2 Mes plus grands remerciements vont à la waimh pour avoir créé ce prix au nom de S. Lebovici et pour m’avoir permis d’être la première à avoir le grand honneur d’en bénéficier. Merci beaucoup au comité local pour avoir organisé cette soirée.
3 N’est-ce pas fantastique aussi, cher Barry Brazelton, qu’ayant été ensemble juniors au James Putnam Children Center à Boston, nous nous retrouvions ensemble encore, cinquante ans plus tard, à la fin de notre vie professionnelle et, après tout, plutôt en forme pour des octogénaires ?
4 Je profiterai de l’occasion pour dire comme cette récompense venant d’une organisation internationale et portant le nom de Lebovici me touche !
5 J’aimerais que vous sachiez que cette récompense est due est à des gens merveilleux d’organisations nationales et internationales que j’ai eu la chance de rencontrer aux moments où j’en avais besoin et qui m’ont tant apporté. J’aimerais tant qu’ils soient là.
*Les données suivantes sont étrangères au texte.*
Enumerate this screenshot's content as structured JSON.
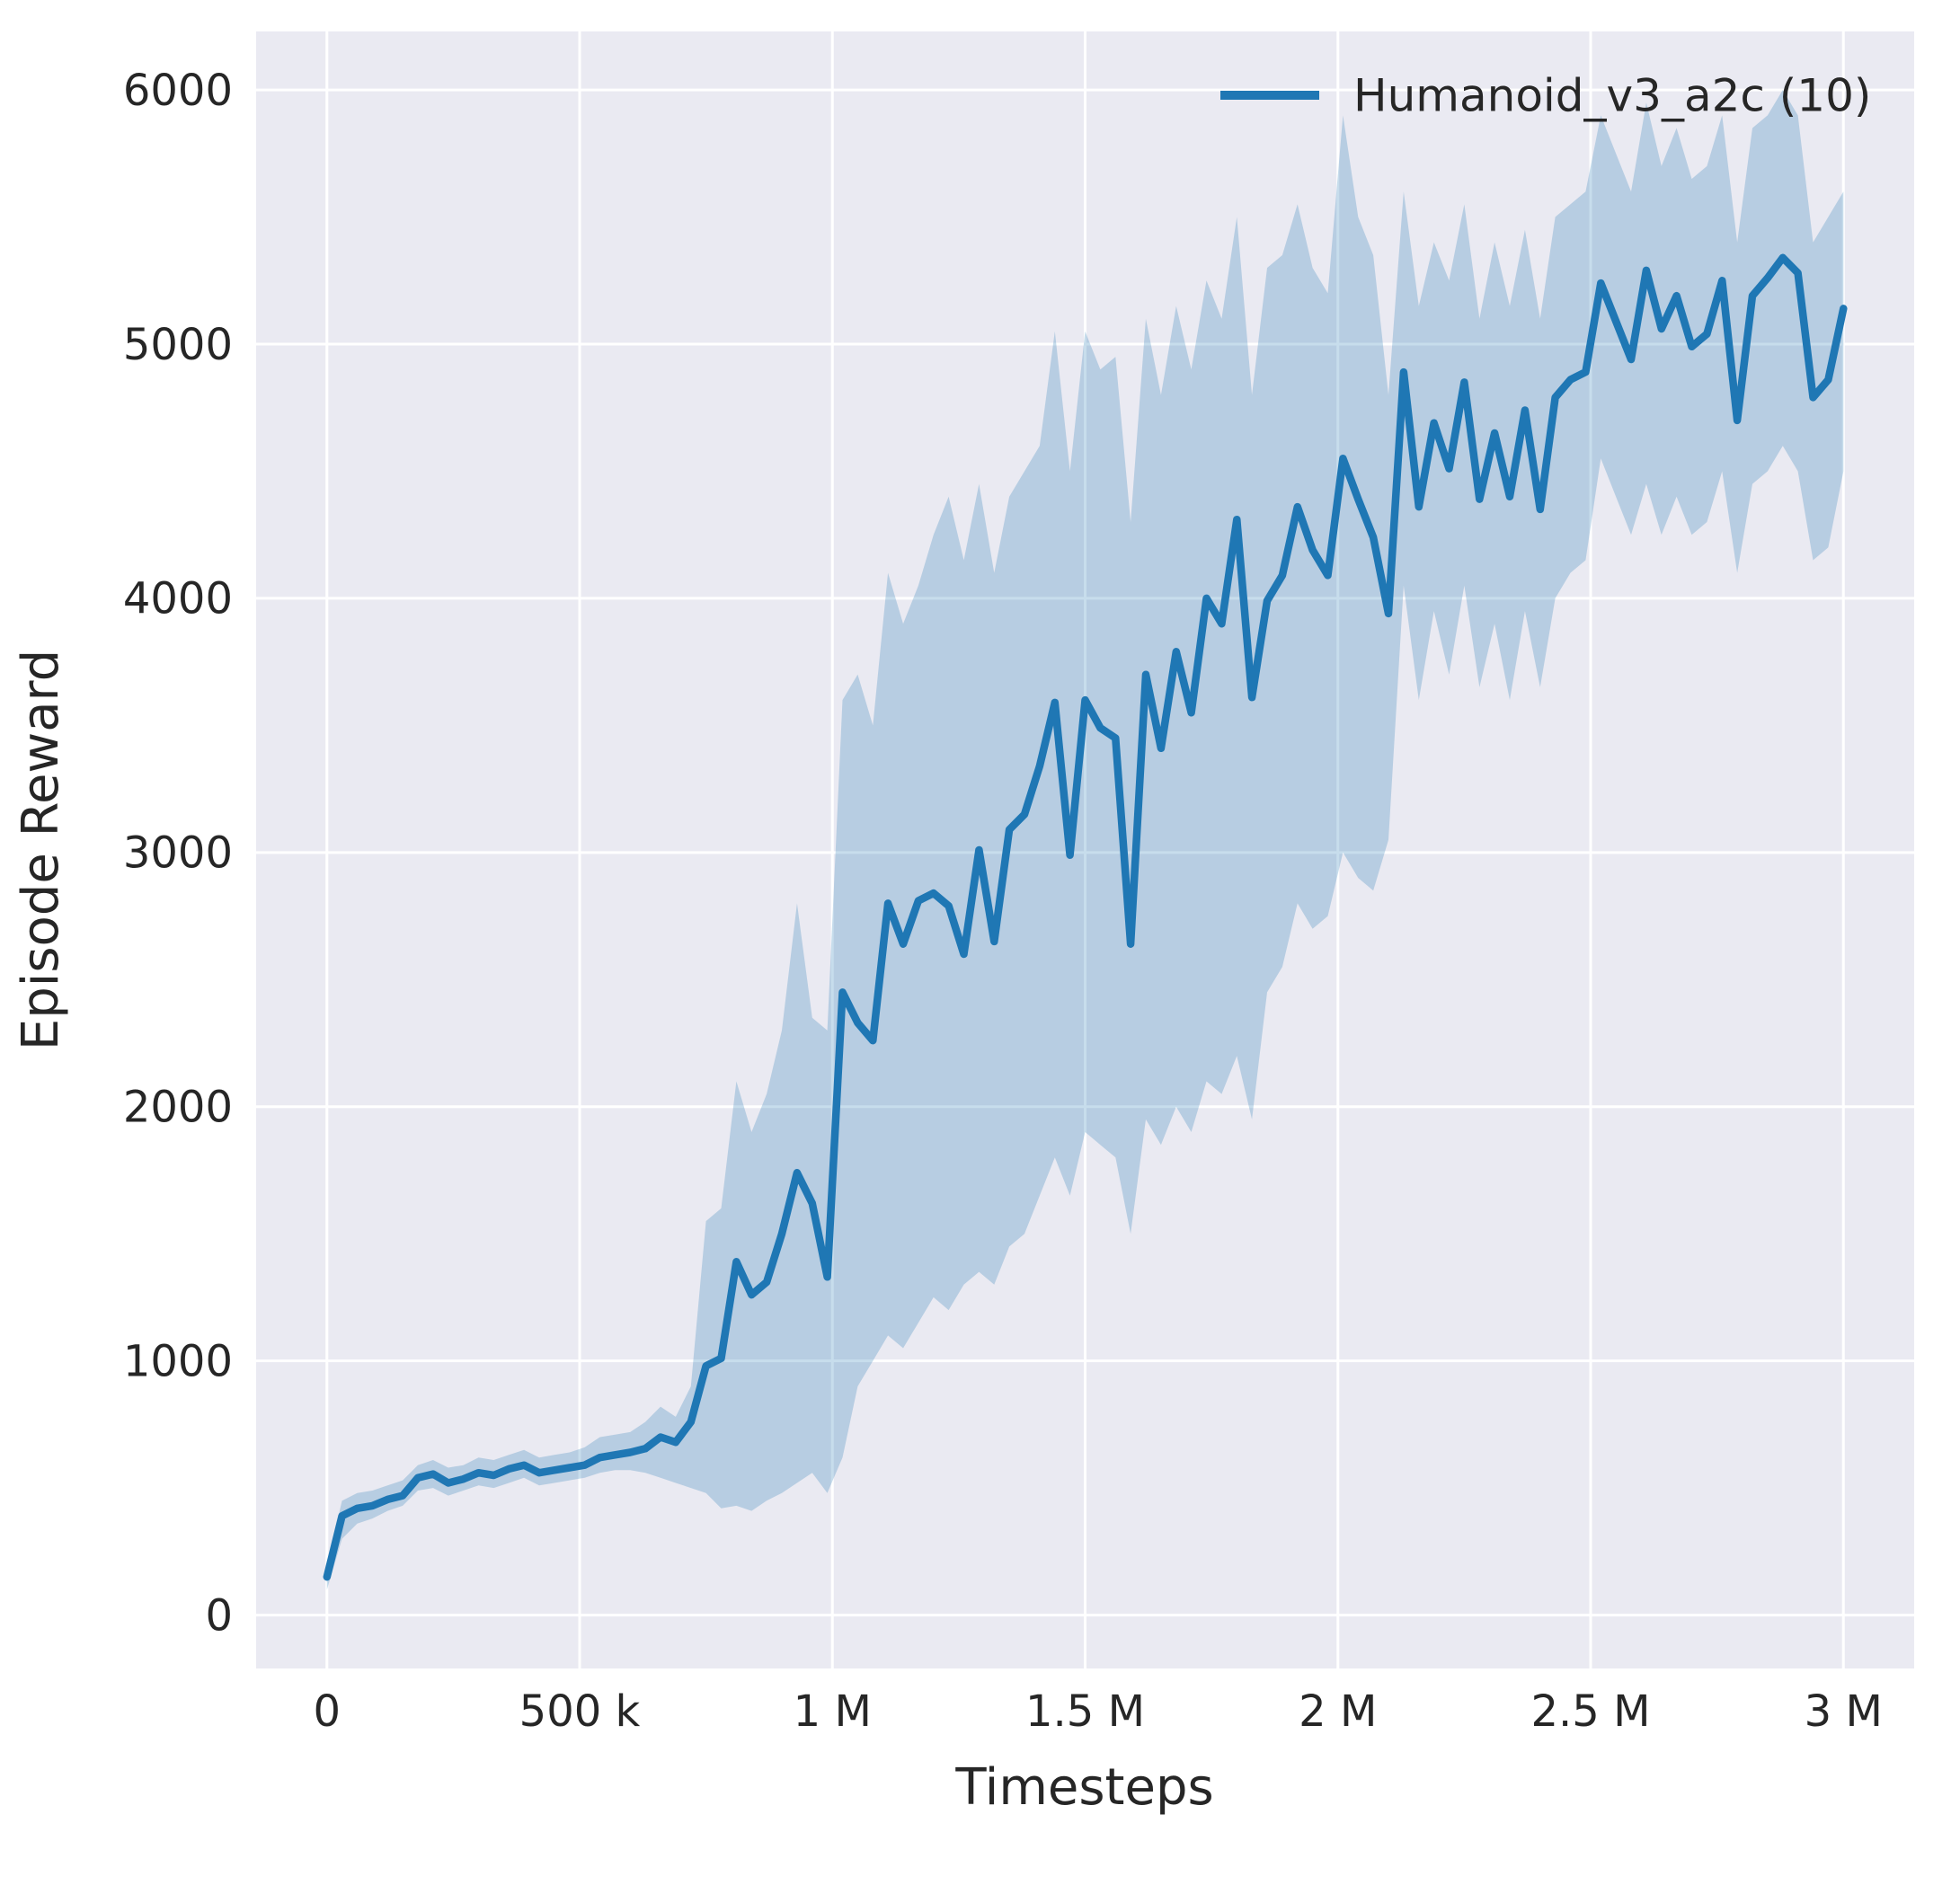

6 Si je suis ici aujourd’hui, c’est surtout grâce à une femme très généreuse, madame Carmalt de New York, qui aimait mon pays et soutenait la Résistance française. Elle décida de donner une bourse à quelques jeunes gens qui avaient participé à la Résistance, qui avaient été déportés, qui parlaient anglais couramment, qui avaient obtenu leur diplôme universitaire juste avant d’être arrêtés, mais qui avaient besoin d’aide pour recommencer une vie nouvelle et reprendre leurs études initiales. J’ai eu la chance d’être l’une des quelques personnes à être choisies parmi tous ceux, nombreux, qui remplissaient tous ces critères.
7 Voilà comment, après une courte période (de mars à juin 1946) dans le service de pédiatrie au John Hopkins Hospital de Baltimore où je me sentais perdue, je me retrouvai à Boston pour obtenir un peu d’expérience en pédopsychiatrie. Cela est devenu la chance de ma vie, la rencontre extraordinaire qui a été à la base de la poursuite de ma carrière. Non seulement la qualité de l’enseignement et de l’expérience clinique mais aussi l’attention chaleureuse des patients et de leurs parents m’étaient données généreusement.
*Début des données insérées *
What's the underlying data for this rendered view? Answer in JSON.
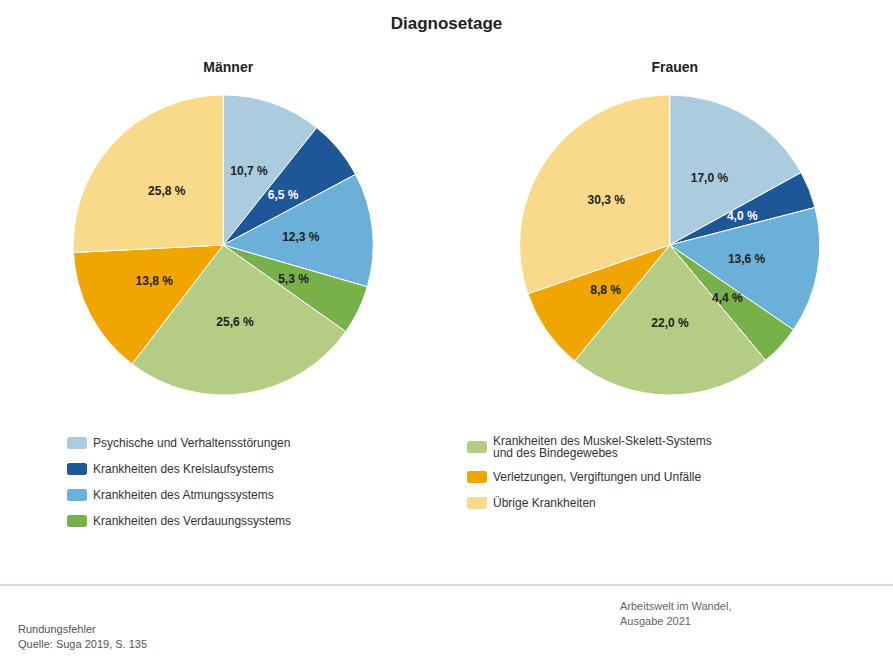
{
  "chart_data": {
    "type": "pie",
    "title": "Diagnosetage",
    "categories": [
      "Psychische und Verhaltensstörungen",
      "Krankheiten des Kreislaufsystems",
      "Krankheiten des Atmungssystems",
      "Krankheiten des Verdauungssystems",
      "Krankheiten des Muskel-Skelett-Systems\nund des Bindegewebes",
      "Verletzungen, Vergiftungen und Unfälle",
      "Übrige Krankheiten"
    ],
    "colors": [
      "#aaccde",
      "#1e5799",
      "#6ab0d8",
      "#78b04a",
      "#b5cc84",
      "#f0a500",
      "#f9d98a"
    ],
    "series": [
      {
        "name": "Männer",
        "values": [
          10.7,
          6.5,
          12.3,
          5.3,
          25.6,
          13.8,
          25.8
        ],
        "value_labels": [
          "10,7 %",
          "6,5 %",
          "12,3 %",
          "5,3 %",
          "25,6 %",
          "13,8 %",
          "25,8 %"
        ]
      },
      {
        "name": "Frauen",
        "values": [
          17.0,
          4.0,
          13.6,
          4.4,
          22.0,
          8.8,
          30.3
        ],
        "value_labels": [
          "17,0 %",
          "4,0 %",
          "13,6 %",
          "4,4 %",
          "22,0 %",
          "8,8 %",
          "30,3 %"
        ]
      }
    ],
    "data_labels": true,
    "legend": "bottom",
    "annotations": [
      "Rundungsfehler\nQuelle: Suga 2019, S. 135",
      "Arbeitswelt im Wandel,\nAusgabe 2021"
    ]
  }
}
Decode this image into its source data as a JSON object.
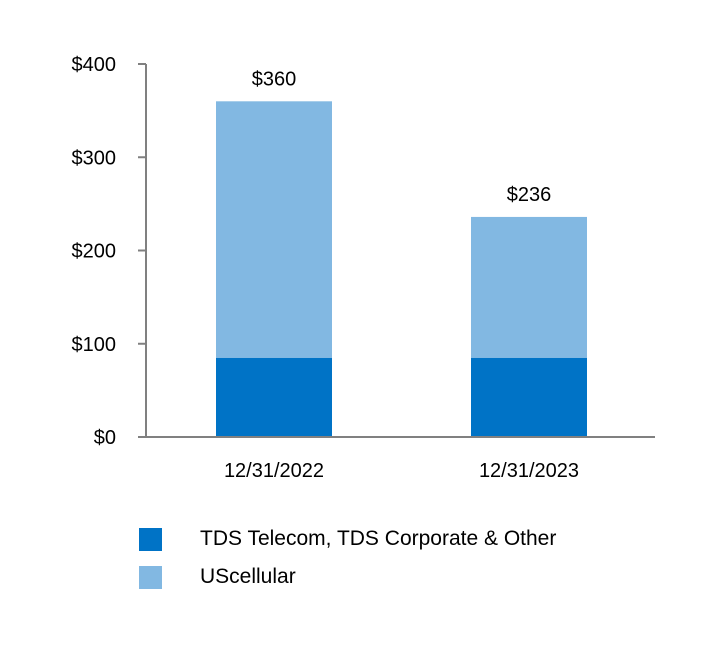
{
  "chart_data": {
    "type": "bar",
    "stacked": true,
    "categories": [
      "12/31/2022",
      "12/31/2023"
    ],
    "series": [
      {
        "name": "TDS Telecom, TDS Corporate & Other",
        "values": [
          85,
          85
        ],
        "color": "#0073C6"
      },
      {
        "name": "UScellular",
        "values": [
          275,
          151
        ],
        "color": "#82B8E2"
      }
    ],
    "totals": [
      "$360",
      "$236"
    ],
    "ylim": [
      0,
      400
    ],
    "yticks": [
      0,
      100,
      200,
      300,
      400
    ],
    "ytick_labels": [
      "$0",
      "$100",
      "$200",
      "$300",
      "$400"
    ],
    "legend_position": "bottom",
    "grid": false
  }
}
8 Merci à Georges Gardner pour votre accueil amical et pour m’avoir admise à la clinique de guidance Judge Bager sur Bacon Street, à la condition que j’y reste au moins un an. Le renouvellement de la bourse chaque année, une de la fondation Rockfeller, une autre d’inh, m’a permis de rester trois ans.
9 Merci à Marian Putnam pour m’avoir admise ensuite dans votre centre Jame Jackson Putnam, à la suggestion de Beata Rank qui était mon superviseur à la clinique Judge Baker.
10 Merci Madame Rank pour votre aide constante, votre générosité, votre compréhension et votre confiance dans mes capacités à entreprendre ce travail.
11 Merci de m’avoir donné l’expérience de savoir, pour le reste de ma vie, ce qu’« entendre » veut dire, à la fois pour celui qui écoute et pour celui qui est écouté. J’ai eu aussi la chance d’être plongée dans un « bain psychanalytique » de grande qualité et d’être encouragée par tout le personnel senior, de bénéficier d’une supervision hebdomadaire, de conférences, de rencontres avec des travailleurs sociaux qui s’occupaient des mères de mes patients. Merci au Dr Félix Deutsch pour mon analyse et à ceux qui mènent les séminaires du soir à l’institut de psychanalyse de Boston et à l’hôpital de Massachusetts.
12 À la fin de ces trois années, j’étais prête à revenir en France, en sachant ce que je voulais faire et comment le faire.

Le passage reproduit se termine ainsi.